There are plenty of people with lame politics so I have trouble deciding why I expect more. Maybe I keep wanting to see a new generation of black panthers, instead of someone who doesn't want to cross the invisible line. Going against the imperial narrative in US media is hazardous to your career, for sure. There's room for her if she wants to move left, but the forces of capital won't let her use their media monopoly to undermine their interests.

[-] porcupine@lemmygrad.ml 1 points 5 months ago* (last edited 5 months ago)

In her interview with that zionist, she had a lot of opportunity to absolutely shred that bullshit

Sure she could've, but I'm sure the logic going on in her head was: "If I lose my cool and come off too aggressive, they'll just fire me and replace me with someone more explicitly Zionist. If I stay calm and professional I can ask questions that prompt the settler to expose her own bigotry to the audience without looking like I'm trying to do a debate instead of an interview. I'll get to keep using this platform to reach people and ask questions that others wouldn't." The joke is that it didn't matter at all because in the end they just fired her anyway because they didn't like a black woman's face while she was being slandered by a bigot.

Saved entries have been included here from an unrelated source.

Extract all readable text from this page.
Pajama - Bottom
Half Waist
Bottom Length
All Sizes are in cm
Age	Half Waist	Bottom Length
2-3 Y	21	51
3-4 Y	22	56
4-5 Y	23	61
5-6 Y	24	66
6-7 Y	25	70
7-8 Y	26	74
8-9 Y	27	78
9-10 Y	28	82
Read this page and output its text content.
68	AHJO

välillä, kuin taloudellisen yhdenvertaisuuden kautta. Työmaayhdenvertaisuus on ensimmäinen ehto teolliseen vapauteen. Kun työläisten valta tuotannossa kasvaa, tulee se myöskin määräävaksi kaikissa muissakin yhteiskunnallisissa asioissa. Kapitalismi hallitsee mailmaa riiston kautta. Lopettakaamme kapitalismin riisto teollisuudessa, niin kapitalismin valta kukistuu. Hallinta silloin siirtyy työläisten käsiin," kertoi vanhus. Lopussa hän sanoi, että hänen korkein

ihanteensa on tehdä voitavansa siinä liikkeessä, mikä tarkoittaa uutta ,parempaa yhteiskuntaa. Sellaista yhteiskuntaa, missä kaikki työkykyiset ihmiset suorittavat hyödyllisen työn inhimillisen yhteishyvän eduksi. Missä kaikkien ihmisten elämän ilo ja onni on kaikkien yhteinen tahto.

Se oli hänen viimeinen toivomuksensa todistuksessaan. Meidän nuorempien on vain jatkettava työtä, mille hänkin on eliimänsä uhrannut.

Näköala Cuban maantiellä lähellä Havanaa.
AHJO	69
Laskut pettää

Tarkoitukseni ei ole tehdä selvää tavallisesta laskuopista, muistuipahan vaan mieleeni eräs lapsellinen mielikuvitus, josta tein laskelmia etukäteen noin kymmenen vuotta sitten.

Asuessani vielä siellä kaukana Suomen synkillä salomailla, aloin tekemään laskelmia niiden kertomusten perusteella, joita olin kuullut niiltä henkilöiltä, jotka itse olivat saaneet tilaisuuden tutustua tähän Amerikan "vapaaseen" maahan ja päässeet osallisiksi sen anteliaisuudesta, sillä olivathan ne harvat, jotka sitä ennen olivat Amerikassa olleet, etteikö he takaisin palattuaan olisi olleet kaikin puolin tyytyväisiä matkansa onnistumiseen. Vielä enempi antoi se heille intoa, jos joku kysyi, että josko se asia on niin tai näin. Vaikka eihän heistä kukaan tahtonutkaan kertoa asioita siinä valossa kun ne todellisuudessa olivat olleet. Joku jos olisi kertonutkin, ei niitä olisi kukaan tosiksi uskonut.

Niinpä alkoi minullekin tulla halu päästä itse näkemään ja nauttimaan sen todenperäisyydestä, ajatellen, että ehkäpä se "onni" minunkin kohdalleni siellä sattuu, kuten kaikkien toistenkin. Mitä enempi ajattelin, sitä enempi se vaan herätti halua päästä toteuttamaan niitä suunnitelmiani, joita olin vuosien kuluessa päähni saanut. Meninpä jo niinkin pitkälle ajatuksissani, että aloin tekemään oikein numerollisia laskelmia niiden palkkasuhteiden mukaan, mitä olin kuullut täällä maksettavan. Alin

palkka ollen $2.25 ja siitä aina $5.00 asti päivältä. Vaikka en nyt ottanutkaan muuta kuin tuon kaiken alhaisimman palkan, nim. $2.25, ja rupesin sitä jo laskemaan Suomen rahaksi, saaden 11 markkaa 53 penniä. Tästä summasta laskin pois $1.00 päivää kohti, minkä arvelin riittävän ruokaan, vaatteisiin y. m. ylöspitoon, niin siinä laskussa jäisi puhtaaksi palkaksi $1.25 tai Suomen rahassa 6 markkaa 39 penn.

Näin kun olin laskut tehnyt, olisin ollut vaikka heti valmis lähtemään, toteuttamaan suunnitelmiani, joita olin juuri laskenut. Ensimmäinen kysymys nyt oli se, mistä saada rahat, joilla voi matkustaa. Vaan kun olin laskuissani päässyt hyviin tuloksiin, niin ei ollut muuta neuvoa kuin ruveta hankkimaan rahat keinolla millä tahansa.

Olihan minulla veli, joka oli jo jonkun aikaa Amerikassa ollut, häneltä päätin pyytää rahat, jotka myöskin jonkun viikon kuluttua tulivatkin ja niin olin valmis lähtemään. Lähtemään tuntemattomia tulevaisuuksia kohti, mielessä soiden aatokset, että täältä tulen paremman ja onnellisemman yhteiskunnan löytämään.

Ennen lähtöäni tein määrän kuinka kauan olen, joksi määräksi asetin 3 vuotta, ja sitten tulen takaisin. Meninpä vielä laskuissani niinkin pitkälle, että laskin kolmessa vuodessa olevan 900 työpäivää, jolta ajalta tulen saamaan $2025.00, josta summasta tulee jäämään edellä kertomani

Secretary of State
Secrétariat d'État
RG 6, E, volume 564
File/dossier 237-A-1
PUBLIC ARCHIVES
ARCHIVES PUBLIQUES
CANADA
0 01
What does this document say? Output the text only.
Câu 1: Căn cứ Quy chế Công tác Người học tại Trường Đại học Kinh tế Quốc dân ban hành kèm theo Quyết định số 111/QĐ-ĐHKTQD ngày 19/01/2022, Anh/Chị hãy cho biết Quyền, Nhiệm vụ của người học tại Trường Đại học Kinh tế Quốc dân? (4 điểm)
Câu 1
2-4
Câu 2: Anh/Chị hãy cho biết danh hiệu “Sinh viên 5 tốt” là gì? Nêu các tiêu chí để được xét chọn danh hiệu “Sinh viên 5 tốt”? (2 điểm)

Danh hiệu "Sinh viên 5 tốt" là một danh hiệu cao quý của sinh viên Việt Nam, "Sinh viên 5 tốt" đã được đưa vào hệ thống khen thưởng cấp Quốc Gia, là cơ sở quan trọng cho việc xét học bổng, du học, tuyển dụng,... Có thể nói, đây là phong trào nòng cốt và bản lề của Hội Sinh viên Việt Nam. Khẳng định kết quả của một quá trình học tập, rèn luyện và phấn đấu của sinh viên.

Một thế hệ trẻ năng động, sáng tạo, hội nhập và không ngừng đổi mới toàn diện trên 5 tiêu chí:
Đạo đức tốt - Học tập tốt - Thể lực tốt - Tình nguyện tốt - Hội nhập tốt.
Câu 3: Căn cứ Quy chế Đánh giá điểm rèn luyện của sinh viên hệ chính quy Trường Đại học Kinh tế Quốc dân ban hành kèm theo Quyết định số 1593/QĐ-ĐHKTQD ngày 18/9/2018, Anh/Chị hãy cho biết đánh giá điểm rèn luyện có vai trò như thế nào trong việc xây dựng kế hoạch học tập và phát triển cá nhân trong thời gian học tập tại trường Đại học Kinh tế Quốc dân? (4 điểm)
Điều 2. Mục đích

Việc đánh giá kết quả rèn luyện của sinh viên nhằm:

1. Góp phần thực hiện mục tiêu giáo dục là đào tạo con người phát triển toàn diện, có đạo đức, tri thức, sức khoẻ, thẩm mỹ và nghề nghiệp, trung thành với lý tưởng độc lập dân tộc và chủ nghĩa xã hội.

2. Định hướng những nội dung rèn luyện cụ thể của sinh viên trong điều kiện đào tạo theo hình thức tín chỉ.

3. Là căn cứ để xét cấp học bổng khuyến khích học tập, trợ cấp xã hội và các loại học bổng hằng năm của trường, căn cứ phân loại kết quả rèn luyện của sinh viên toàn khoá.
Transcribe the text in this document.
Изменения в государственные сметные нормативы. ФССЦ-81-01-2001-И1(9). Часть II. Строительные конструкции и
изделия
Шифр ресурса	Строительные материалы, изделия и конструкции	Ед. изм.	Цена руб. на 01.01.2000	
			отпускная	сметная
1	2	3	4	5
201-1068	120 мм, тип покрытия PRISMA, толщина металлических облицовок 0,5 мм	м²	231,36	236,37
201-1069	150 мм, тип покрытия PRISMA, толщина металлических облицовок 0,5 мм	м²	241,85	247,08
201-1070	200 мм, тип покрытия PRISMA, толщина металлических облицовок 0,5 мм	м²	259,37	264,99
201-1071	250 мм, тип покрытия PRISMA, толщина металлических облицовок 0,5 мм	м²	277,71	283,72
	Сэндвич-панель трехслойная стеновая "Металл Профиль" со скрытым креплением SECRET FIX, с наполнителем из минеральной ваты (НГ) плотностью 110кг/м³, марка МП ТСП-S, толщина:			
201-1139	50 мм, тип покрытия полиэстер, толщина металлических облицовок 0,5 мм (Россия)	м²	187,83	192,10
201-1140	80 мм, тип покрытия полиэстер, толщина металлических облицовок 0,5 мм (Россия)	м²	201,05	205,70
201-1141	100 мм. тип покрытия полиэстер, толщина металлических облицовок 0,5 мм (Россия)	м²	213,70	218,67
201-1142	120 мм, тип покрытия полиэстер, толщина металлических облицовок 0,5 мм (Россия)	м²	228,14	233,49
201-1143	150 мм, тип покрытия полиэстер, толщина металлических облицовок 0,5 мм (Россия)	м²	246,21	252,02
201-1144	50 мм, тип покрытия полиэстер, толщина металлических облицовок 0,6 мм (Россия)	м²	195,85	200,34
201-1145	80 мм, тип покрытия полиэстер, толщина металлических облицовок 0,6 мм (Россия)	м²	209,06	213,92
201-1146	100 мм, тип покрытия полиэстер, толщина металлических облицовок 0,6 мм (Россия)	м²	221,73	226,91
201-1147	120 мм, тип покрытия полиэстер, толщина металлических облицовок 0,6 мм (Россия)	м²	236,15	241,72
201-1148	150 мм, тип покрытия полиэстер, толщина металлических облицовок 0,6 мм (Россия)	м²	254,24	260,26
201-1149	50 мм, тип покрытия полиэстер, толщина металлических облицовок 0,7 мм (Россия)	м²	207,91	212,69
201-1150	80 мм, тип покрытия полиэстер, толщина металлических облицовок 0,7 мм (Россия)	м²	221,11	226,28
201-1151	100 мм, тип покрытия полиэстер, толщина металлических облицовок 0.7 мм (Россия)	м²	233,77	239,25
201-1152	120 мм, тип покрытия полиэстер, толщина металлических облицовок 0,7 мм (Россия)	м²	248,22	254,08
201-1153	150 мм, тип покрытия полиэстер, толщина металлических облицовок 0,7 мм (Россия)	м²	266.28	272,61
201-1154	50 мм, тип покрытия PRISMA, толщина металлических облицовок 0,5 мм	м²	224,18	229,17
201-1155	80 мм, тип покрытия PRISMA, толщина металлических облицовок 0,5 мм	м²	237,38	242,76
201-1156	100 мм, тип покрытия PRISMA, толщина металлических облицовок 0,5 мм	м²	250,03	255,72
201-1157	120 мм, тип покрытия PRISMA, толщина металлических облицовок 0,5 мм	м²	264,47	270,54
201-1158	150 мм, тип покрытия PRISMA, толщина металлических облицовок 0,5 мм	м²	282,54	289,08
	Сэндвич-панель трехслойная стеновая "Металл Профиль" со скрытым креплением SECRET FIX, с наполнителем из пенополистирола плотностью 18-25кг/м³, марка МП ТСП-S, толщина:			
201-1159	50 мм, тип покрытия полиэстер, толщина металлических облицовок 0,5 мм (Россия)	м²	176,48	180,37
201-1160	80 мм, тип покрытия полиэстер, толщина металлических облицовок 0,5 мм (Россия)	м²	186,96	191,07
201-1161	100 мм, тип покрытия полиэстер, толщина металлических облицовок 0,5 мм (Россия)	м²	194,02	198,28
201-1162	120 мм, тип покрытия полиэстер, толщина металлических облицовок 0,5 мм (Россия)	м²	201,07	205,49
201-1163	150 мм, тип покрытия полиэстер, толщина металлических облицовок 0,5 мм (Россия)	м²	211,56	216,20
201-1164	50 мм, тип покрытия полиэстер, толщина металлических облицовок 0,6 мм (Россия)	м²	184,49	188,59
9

Maybe I keep wanting to see a new generation of black panthers, instead of someone who doesn’t want to cross the invisible line. Going against the imperial narrative in US media is hazardous to your career, for sure. There’s room for her if she wants to move left, but the forces of capital won’t let her use their media monopoly to undermine their interests.

There's ideological room for her on "the left" (the limits there being her own class interest and political education), but lets not pretend there's room for her to have a career "on the left". The Panthers didn't organize a 501c4 to pad their resumes. People like BJG desperately want to believe they can turn meaningfully positive political action into a job that pays the bills, and it always ends up like this. To ideologically move beyond the limits of professional reformism, she'd need to accept that it's almost never going to come with a financially successful career. You can make a living, and you can be a revolutionary, but you can't make a living being a revolutionary in a capitalist framework. The contradictions will always make you choose one over the other, and a person's material conditions will usually end up being the deciding factor.

[-] happybadger@hexbear.net 17 points 5 months ago

Yarden Gonan's sibling should die every day for eternity. Boo-fucking-hoo your rave next to a concentration camp wasn't fun.

[-] lemmyseizethemeans@lemmygrad.ml 11 points 5 months ago

She's an intellectual giant, I agree with her takes more than any other DC pundit. Her interviews with Norman Finkelstein are brilliant. Getting fired from the hill only reinforces how terrified the establishment are of her persuasiveness. I'm gonna sub twice as hard to bad faith now. And of course Useful Idiots with Katie Halper.